Mittal Monica, Supramaniam Prasanna Raj, Lim Lee Nai, Hamoda Haitham, Savvas Mike, Narvekar Nitish
Oxford University Hospitals NHS Foundation Trust, John Radcliffe Hospital, Oxford, UK.
King's College Hospital NHS Foundation Trust, Denmark Hill, Brixton, UK.
GMS J Med Educ. 2019 Feb 15;36(1):Doc7. doi: 10.3205/zma001215. eCollection 2019.
To compare the cumulative pregnancy rate (CPR) for experienced clinicians and trainees naive to the skill of embryo transfer (ET) during an assisted reproductive treatment (ART) cycle. To establish the minimum number of procedures required to achieve consistent outcomes. A non-interventional retrospective observational cohort study looking at all consecutive ETs undertaken over a 5-year study period. The CPR was determined by a self-reported urinary home pregnancy test undertaken 16 days after oocyte retrieval. The CPR did not differ between an experienced clinician (39%) and trainee (45%) for the first 50 (p=0.41) and last 50 (40.7% versus 42.7%) (p=0.81) ET procedures. The CPR for the individuals remained consistent with their peaks and troughs mirroring the overall success rate of the unit. This pattern continued when the data was further stratified for co-variables (age [≤37 years of age], catheter type [soft] and embryo quality [expanded blastocyst of grade ≥2]): CPRs for experienced clinicians was 65.7% (first 50 transfers) and 40.9% (last 50 transfers); CPR for trainees was 66.7% (first 50 transfers) and 53.6% (last 50 transfers); p=0.95 and p=0.37, respectively. The trainees, however, were more likely to use a stylet catheter with a 2-step transfer technique, with a cost over clinical implication. Furthermore, patients expressed a preference for an experienced clinician to perform their procedure, despite being informed that the grade of the clinician had no impact on the cycle outcome after an analysis of the unit's data. The clinician's grade and duration of service have not been shown to significantly impact the outcome of the ART cycle. The findings, however, should be interpreted with caution, as they reflect the culture of training in the unit, where there is a strong emphasis on adequate direct and indirect supervision. Furthermore, the relationship between the volume of work and outcomes is established in postgraduate medical education, with the exact number required to achieve clinical competence being dependent on the procedure and intensity of the workload.

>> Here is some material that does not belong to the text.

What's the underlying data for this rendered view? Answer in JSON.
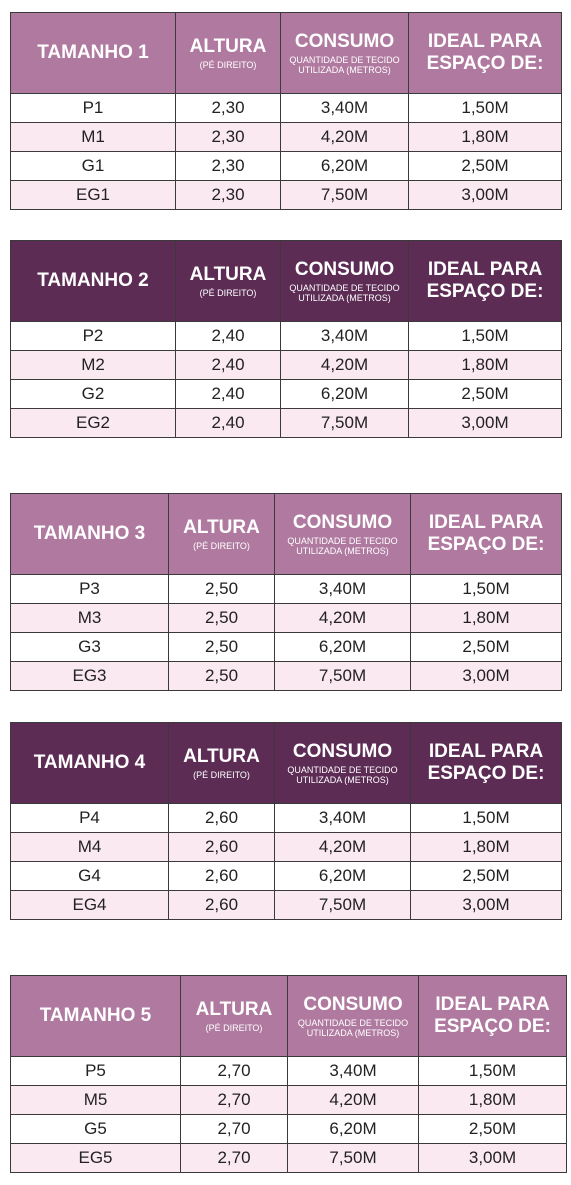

比较辅助生殖治疗(ART)周期中经验丰富的临床医生与初次接触胚胎移植(ET)技术的实习生的累积妊娠率(CPR)。确定实现一致结果所需的最少程序数量。一项非干预性回顾性观察队列研究,观察了在5年研究期间进行的所有连续ET。CPR通过卵母细胞采集后16天进行的自我报告尿妊娠试验确定。在前50例(p=0.41)和后50例(40.7%对42.7%)(p=0.81)ET程序中,经验丰富的临床医生(39%)和实习生(45%)的CPR没有差异。个体的CPR与其峰值和谷值保持一致,反映了该单位的总体成功率。当根据协变量(年龄[≤37岁]、导管类型[软质]和胚胎质量[≥2级扩张囊胚])进一步分层数据时,这种模式仍在继续:经验丰富的临床医生的CPR为65.7%(前50次移植)和40.9%(后50次移植);实习生的CPR为66.7%(前50次移植)和53.6%(后50次移植);p分别为0.95和0.37。然而,实习生更有可能使用带有两步移植技术的探针导管,这在成本上超过了临床意义。此外,尽管在分析该单位数据后告知患者临床医生的级别对周期结果没有影响,但患者仍表示更倾向于由经验丰富的临床医生进行手术。临床医生的级别和服务年限尚未显示对ART周期的结果有显著影响。然而,这些发现应谨慎解释,因为它们反映了该单位的培训文化,其中非常强调充分的直接和间接监督。此外,研究生医学教育中已确立了工作量与结果之间的关系,实现临床能力所需的确切数量取决于程序和工作量强度。